2015-10-06 08:44:16 -0700, Bart Schaefer:
> This is discussed in the thread starting at workers/34004 and leading
> up to workers/34015.
> Nobody ever commented on whether the environment is allowed to contain
> names with the high-order bit set, but POSIX identifiers cannot, so it
> stands to reason you can't import something with that shape of name.

Note that it's not so much about the 8th bit (0-9 in EBCDIC have
the 8th bit set), but about being _, letters and digits in the
portable character set (0-9 a-z A-Z _).

POSIX doesn't forbid shells importing whatever they want from
the environment AFAICT. Only a POSIX application (script) must
not make use of those that are not valid POSIX identifiers.

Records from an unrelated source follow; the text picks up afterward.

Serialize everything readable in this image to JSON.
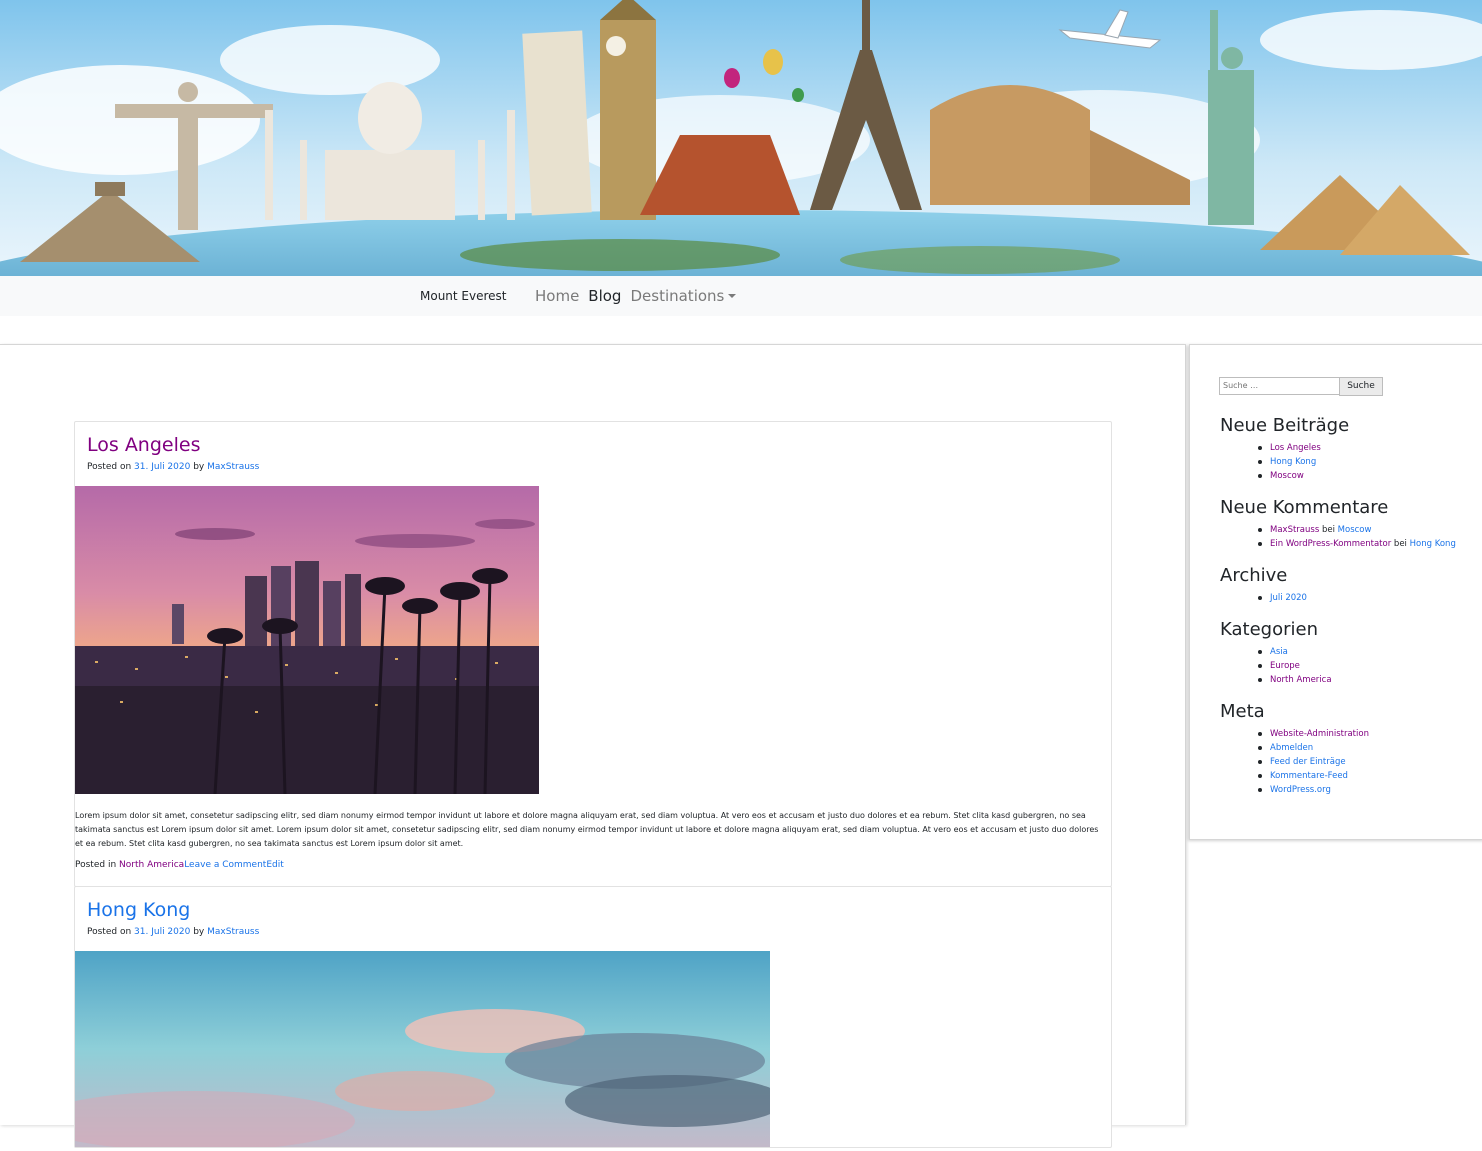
{
  "header": {
    "banner_alt": "World landmarks banner"
  },
  "navbar": {
    "brand": "Mount Everest",
    "links": [
      {
        "label": "Home"
      },
      {
        "label": "Blog"
      },
      {
        "label": "Destinations"
      }
    ]
  },
  "posts": [
    {
      "title": "Los Angeles",
      "meta_prefix": "Posted on",
      "date": "31. Juli 2020",
      "by": "by",
      "author": "MaxStrauss",
      "excerpt": "Lorem ipsum dolor sit amet, consetetur sadipscing elitr, sed diam nonumy eirmod tempor invidunt ut labore et dolore magna aliquyam erat, sed diam voluptua. At vero eos et accusam et justo duo dolores et ea rebum. Stet clita kasd gubergren, no sea takimata sanctus est Lorem ipsum dolor sit amet. Lorem ipsum dolor sit amet, consetetur sadipscing elitr, sed diam nonumy eirmod tempor invidunt ut labore et dolore magna aliquyam erat, sed diam voluptua. At vero eos et accusam et justo duo dolores et ea rebum. Stet clita kasd gubergren, no sea takimata sanctus est Lorem ipsum dolor sit amet.",
      "footer_prefix": "Posted in",
      "category": "North America",
      "comment_link": "Leave a Comment",
      "edit_link": "Edit"
    },
    {
      "title": "Hong Kong",
      "meta_prefix": "Posted on",
      "date": "31. Juli 2020",
      "by": "by",
      "author": "MaxStrauss"
    }
  ],
  "sidebar": {
    "search_placeholder": "Suche …",
    "search_button": "Suche",
    "recent_posts": {
      "title": "Neue Beiträge",
      "items": [
        "Los Angeles",
        "Hong Kong",
        "Moscow"
      ]
    },
    "recent_comments": {
      "title": "Neue Kommentare",
      "items": [
        {
          "author": "MaxStrauss",
          "sep": "bei",
          "post": "Moscow"
        },
        {
          "author": "Ein WordPress-Kommentator",
          "sep": "bei",
          "post": "Hong Kong"
        }
      ]
    },
    "archive": {
      "title": "Archive",
      "items": [
        "Juli 2020"
      ]
    },
    "categories": {
      "title": "Kategorien",
      "items": [
        "Asia",
        "Europe",
        "North America"
      ]
    },
    "meta": {
      "title": "Meta",
      "items": [
        "Website-Administration",
        "Abmelden",
        "Feed der Einträge",
        "Kommentare-Feed",
        "WordPress.org"
      ]
    }
  },
  "colors": {
    "link_visited": "#800080",
    "link": "#1a73e8",
    "navbar_bg": "#f8f9fa",
    "text": "#212529"
  }
}
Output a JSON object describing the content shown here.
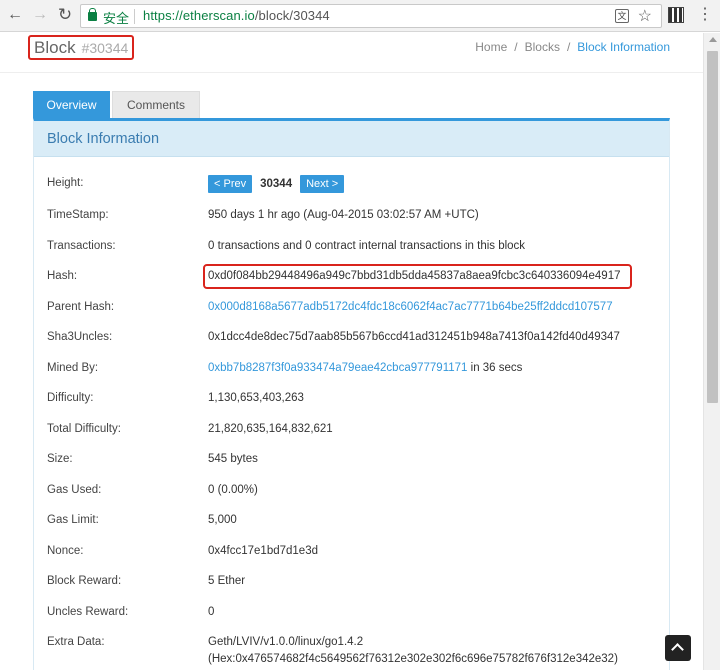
{
  "browser": {
    "secure_label": "安全",
    "url_domain": "https://etherscan.io",
    "url_path": "/block/30344"
  },
  "header": {
    "title": "Block",
    "block_number": "#30344"
  },
  "breadcrumb": [
    "Home",
    "/",
    "Blocks",
    "/",
    "Block Information"
  ],
  "tabs": {
    "overview": "Overview",
    "comments": "Comments"
  },
  "panel_title": "Block Information",
  "pager": {
    "prev": "< Prev",
    "number": "30344",
    "next": "Next >"
  },
  "fields": {
    "height": {
      "label": "Height:"
    },
    "timestamp": {
      "label": "TimeStamp:",
      "value": "950 days 1 hr ago (Aug-04-2015 03:02:57 AM +UTC)"
    },
    "transactions": {
      "label": "Transactions:",
      "value": "0 transactions and 0 contract internal transactions in this block"
    },
    "hash": {
      "label": "Hash:",
      "value": "0xd0f084bb29448496a949c7bbd31db5dda45837a8aea9fcbc3c640336094e4917"
    },
    "parent_hash": {
      "label": "Parent Hash:",
      "value": "0x000d8168a5677adb5172dc4fdc18c6062f4ac7ac7771b64be25ff2ddcd107577"
    },
    "sha3uncles": {
      "label": "Sha3Uncles:",
      "value": "0x1dcc4de8dec75d7aab85b567b6ccd41ad312451b948a7413f0a142fd40d49347"
    },
    "mined_by": {
      "label": "Mined By:",
      "value": "0xbb7b8287f3f0a933474a79eae42cbca977791171",
      "suffix": " in 36 secs"
    },
    "difficulty": {
      "label": "Difficulty:",
      "value": "1,130,653,403,263"
    },
    "total_difficulty": {
      "label": "Total Difficulty:",
      "value": "21,820,635,164,832,621"
    },
    "size": {
      "label": "Size:",
      "value": "545 bytes"
    },
    "gas_used": {
      "label": "Gas Used:",
      "value": "0 (0.00%)"
    },
    "gas_limit": {
      "label": "Gas Limit:",
      "value": "5,000"
    },
    "nonce": {
      "label": "Nonce:",
      "value": "0x4fcc17e1bd7d1e3d"
    },
    "block_reward": {
      "label": "Block Reward:",
      "value": "5 Ether"
    },
    "uncles_reward": {
      "label": "Uncles Reward:",
      "value": "0"
    },
    "extra_data": {
      "label": "Extra Data:",
      "value": "Geth/LVIV/v1.0.0/linux/go1.4.2",
      "value2": "(Hex:0x476574682f4c5649562f76312e302e302f6c696e75782f676f312e342e32)"
    }
  }
}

env Stéphane=1 sh -c 'echo "${Stéphane}"'

is an invalid inline-script, so it doesn't matter what sh does
with that Stéphane environment variable (as long as it's passed
along unmodified to the commands it executes, though not all
shells do it, and there was a discussion about it some time ago:

> zsh -f -o posixidentifiers -c 'Stéphane=2; echo $Stéphane'
> zsh:1: command not found: Stéphane=2
> éphane
> In effect the environment is always treated as POSIX_IDENTIFIERS.
>      When this option is set, only the ASCII characters a to z, A to Z,
>      0 to 9 and _ may be used in identifiers (names of shell parameters
>      and modules).

Note that while POSIX (AFAICS) requires $Stéphane to be treated
as ${St}éphane, ksh93 and bash (in single-byte character
locales) don't.

The behaviour for ${Stéphane} would be unspecified, so
implementations may do whatever they want there.

Now, I won't be the one complaining if I can't use $Stéphane or
${Stéphane} as a variable name, I never liked the idea of the
syntax of a script being dependant on the locale.